I'm doing something I never thought I would do: I've started going outside naked. I hold my head high with a confidence previously unimaginable, admiring the smoothness reflected back to me in mirrored surfaces and smiling at passersby. Ahh, the freedom of no longer feeling the need to wear foundation.
It wasn't easy. It took work. My skin was previously a wasteland of severe dryness and irritation with a sprinkling of spots and discoloration. Sure, I looked OK with makeup on, but I yearned for a carefree "I'll be down in 10 minutes!" zest for life instead of the "I'll meet you there in an hour" life I was living.
It's not that I don't love makeup -- I absolutely do. I've been a makeup artist for well over a decade. It still delights and excites me. I was just tired of being a slave to it. What I was doing was not working for me, so I decided to make some big changes.
"Your skin looks great these days! What are you doing?" It's a question I've gotten from several friends and colleagues since I started my new skincare journey: a Korean skincare routine. When I would launch into an excited explanation of everything, I would inevitably get a dismissive, "Oh god, I don't have the time or patience for any of that. Can't you just tell me a lotion to buy or something?"
The Korean approach to skincare is much like a workout approach: it's about overall health and sometimes to look better naked. The North American skincare approach is akin to slapping on some Spanx and hoping no one notices what lies beneath. While the main core of the North America approach seems to be the barest of minimum all-in-one products and makeup, the Korean way has a heavy focus on perfecting the skin and eradicating flaws and skin troubles. The byproduct of actively addressing the overall health, just like at the gym, is you end up looking better naked, and by naked I, of course, mean makeup-less.
A typical Korean skincare routine is split into day and night. A day routine may have anywhere between five and seven key products. A night routine -- and this is where most people balk -- can be between six and ten products. Now, don't break out your best Edna Krabapple "HA" just yet. Each product has a very specific job and can do very specific things for you.
Since the skincare lineup has so many components, it's insanely customizable. Think of it like seeing a team of highly trained specialists all the same time, instead of one jack-of-all-trades-master-of-none general practitioner with a shoddy record. And, believe it or not, you can find solace and take pleasure in the act of it all.
Here's a breakdown of my daytime routine: I start with a gentle cleanser, followed by a treatment essence. Then I apply my toner; after patting that in, my serum follows; then a few drops of vitamin C serum. Next is an emulsion mixed with a few drops of argan oil. All of that is then topped with a cream. The most important finishing step is a liberal application of fast-absorbing broad-spectrum sunscreen.
These steps result in an incredibly smooth canvas should I choose to wear makeup that day.
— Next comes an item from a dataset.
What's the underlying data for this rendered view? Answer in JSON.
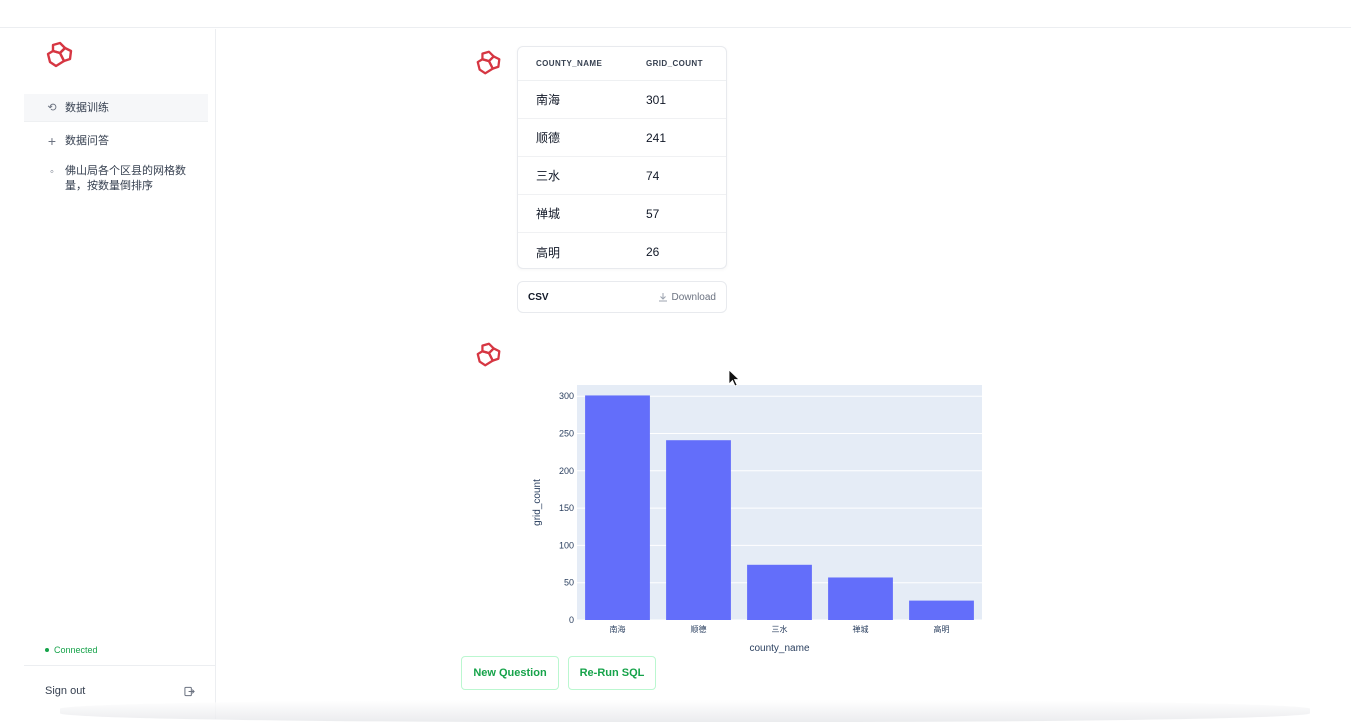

Taking the time to do this for myself in the morning is one part meditative, one part mental cup of coffee. I get to relax in the ritual, but also gear up for everything ahead of me. It's like that Rocky training montage, only for my face.
The nighttime routine is where I really find myself blissed out, ready to unpack the day in front of my mirror. I start with a double cleansing: first an oil-based cleanser to delicately remove all traces of makeup and sunscreen, followed by my regular foam cleanser to remove the oil. Next up is my treatment essence, toner, chemical exfoliant, serum, face oil, emulsion, and finally, my night cream.
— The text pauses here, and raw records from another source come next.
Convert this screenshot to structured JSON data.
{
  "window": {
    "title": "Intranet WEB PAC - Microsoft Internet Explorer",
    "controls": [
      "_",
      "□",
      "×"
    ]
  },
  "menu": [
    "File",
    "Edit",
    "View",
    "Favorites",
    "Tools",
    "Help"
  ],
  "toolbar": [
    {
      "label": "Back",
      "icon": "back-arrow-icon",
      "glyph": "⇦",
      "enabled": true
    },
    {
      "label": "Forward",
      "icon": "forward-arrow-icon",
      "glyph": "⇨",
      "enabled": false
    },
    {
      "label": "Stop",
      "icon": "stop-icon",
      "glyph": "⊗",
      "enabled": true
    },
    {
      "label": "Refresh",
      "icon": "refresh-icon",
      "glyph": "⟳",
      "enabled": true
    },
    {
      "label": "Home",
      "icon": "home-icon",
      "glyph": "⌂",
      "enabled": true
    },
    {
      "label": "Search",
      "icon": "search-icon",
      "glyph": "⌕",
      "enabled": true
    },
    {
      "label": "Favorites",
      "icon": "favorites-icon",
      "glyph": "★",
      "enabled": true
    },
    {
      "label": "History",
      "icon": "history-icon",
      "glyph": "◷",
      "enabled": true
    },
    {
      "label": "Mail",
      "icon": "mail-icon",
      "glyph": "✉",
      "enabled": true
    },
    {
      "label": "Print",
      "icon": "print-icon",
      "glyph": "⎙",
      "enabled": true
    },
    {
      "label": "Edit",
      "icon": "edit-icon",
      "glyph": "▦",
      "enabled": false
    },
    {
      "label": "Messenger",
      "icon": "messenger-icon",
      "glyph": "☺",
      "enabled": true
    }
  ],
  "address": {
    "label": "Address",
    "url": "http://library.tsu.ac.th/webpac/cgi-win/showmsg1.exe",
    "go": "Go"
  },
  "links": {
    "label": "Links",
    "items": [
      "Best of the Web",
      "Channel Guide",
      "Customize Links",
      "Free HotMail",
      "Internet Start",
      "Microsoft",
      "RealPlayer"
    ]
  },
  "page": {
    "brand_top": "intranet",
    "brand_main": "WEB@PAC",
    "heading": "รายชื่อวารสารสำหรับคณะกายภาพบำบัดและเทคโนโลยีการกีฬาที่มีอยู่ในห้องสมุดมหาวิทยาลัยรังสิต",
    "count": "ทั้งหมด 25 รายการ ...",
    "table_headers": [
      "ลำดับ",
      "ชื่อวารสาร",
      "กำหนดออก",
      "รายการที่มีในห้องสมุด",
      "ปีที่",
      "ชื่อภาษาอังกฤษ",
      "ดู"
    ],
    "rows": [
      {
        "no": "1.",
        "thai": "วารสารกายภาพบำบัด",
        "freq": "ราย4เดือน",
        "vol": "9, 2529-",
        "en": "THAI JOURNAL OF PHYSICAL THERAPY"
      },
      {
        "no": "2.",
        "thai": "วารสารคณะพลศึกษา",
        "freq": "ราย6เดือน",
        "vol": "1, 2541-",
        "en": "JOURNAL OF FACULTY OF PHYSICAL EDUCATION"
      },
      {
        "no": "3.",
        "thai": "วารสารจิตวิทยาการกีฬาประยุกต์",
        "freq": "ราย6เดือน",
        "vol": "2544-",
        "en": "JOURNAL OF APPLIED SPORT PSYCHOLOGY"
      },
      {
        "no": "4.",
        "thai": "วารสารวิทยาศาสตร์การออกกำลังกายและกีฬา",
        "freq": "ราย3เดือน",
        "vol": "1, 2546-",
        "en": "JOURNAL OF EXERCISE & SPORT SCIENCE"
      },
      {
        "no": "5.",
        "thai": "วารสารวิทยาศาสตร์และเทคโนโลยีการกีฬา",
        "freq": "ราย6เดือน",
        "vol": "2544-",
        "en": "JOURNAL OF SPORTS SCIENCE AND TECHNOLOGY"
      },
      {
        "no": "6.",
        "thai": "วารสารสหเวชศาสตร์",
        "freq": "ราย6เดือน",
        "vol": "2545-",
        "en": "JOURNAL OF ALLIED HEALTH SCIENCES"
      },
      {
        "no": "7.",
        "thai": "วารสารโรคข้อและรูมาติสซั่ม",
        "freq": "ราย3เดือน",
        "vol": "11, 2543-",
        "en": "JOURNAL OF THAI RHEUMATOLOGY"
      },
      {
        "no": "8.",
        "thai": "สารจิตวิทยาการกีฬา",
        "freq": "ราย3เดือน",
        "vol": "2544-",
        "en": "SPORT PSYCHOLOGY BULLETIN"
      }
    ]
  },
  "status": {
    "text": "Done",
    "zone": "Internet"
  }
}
That's just the very basic version. Three or four days a week, I add the extra steps of a sheet mask and a sleeping pack to complete the grouping. Each step is applied carefully, with a mixture of gentle effleurage techniques and patting that I find extremely soothing. With the application of each product, I'm able to sit and unbraid the tangle of that day's events in my mind while erasing the day's wear on my face. The results are both mentally and visually rewarding.
In as little as a week, you can see unmistakable results, and, in my case, allowing myself that time to mentally unwind resulted in a better night's sleep. It makes sense when you compare it to the hurried face-scrubbing and slapdash application of a single cream I used do before rushing into bed to just lay there and curse myself for not falling asleep fast enough. My skin looked like crap, and I felt like crap.
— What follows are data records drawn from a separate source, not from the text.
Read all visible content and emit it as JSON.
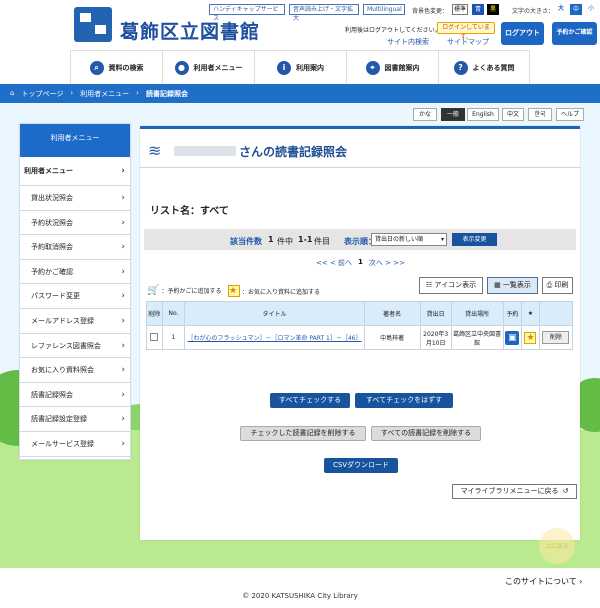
{
  "header": {
    "library_name": "葛飾区立図書館",
    "top_links": [
      "ハンディキャップサービス",
      "音声読み上げ・文字拡大",
      "Multilingual"
    ],
    "color_label": "背景色変更：",
    "color_options": [
      "標準",
      "青",
      "黒"
    ],
    "font_label": "文字の大きさ：",
    "font_options": [
      "大",
      "中",
      "小"
    ],
    "logout_notice": "利用後はログアウトしてください。",
    "login_status": "ログインしています。",
    "site_search": "サイト内検索",
    "sitemap": "サイトマップ",
    "logout_button": "ログアウト",
    "cart_button": "予約かご確認"
  },
  "nav": {
    "items": [
      {
        "label": "資料の検索",
        "icon": "search-icon"
      },
      {
        "label": "利用者メニュー",
        "icon": "user-icon"
      },
      {
        "label": "利用案内",
        "icon": "info-icon"
      },
      {
        "label": "図書館案内",
        "icon": "location-icon"
      },
      {
        "label": "よくある質問",
        "icon": "question-icon"
      }
    ]
  },
  "breadcrumb": [
    "トップページ",
    "利用者メニュー",
    "読書記録照会"
  ],
  "languages": [
    "かな",
    "一般",
    "English",
    "中文",
    "한국",
    "ヘルプ"
  ],
  "sidebar": {
    "header": "利用者メニュー",
    "title": "利用者メニュー",
    "items": [
      "貸出状況照会",
      "予約状況照会",
      "予約取消照会",
      "予約かご確認",
      "パスワード変更",
      "メールアドレス登録",
      "レファレンス図書照会",
      "お気に入り資料照会",
      "読書記録照会",
      "読書記録設定登録",
      "メールサービス登録"
    ]
  },
  "main": {
    "title_suffix": "さんの読書記録照会",
    "list_name": "リスト名：すべて",
    "count_label": "該当件数",
    "count": "1",
    "count_unit": "件中",
    "range": "1-1",
    "range_unit": "件目",
    "sort_label": "表示順：",
    "sort_value": "貸出日の新しい順",
    "sort_button": "表示変更",
    "pager": [
      "<< < 前へ",
      "1",
      "次へ > >>"
    ],
    "legend_cart": "：予約かごに追加する",
    "legend_fav": "：お気に入り資料に追加する",
    "icon_view": "アイコン表示",
    "list_view": "一覧表示",
    "print": "印刷",
    "columns": [
      "削除",
      "No.",
      "タイトル",
      "著者名",
      "貸出日",
      "貸出場所",
      "予約",
      "★",
      ""
    ],
    "rows": [
      {
        "no": "1",
        "title": "［わが心のフラッシュマン］－［ロマン革命 PART 1］－［46］",
        "author": "中島梓著",
        "date": "2020年3月10日",
        "location": "葛飾区立中央図書館",
        "delete_label": "削除"
      }
    ],
    "check_all": "すべてチェックする",
    "uncheck_all": "すべてチェックをはずす",
    "delete_checked": "チェックした読書記録を削除する",
    "delete_all": "すべての読書記録を削除する",
    "csv": "CSVダウンロード",
    "mylibrary": "マイライブラリメニューに戻る"
  },
  "footer": {
    "page_top": "上に戻る",
    "about": "このサイトについて",
    "copyright": "© 2020 KATSUSHIKA City Library"
  }
}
Since making the switch to a Korean regimen, leaving the house without makeup is no longer an exercise in humiliation or obsessively imagining everyone on the subway was staring at whatever eruption was currently chillin' on my face. I no longer have eruptions or flakes. Mt. Vesuvius and the tundra have been replaced with a smooth, clear brilliance that I didn't know was possible.
I used to have a thousand excuses why I didn't have time to really care for skin, but now I spend my time trying to convince others they not only have the time, but that they deserve it.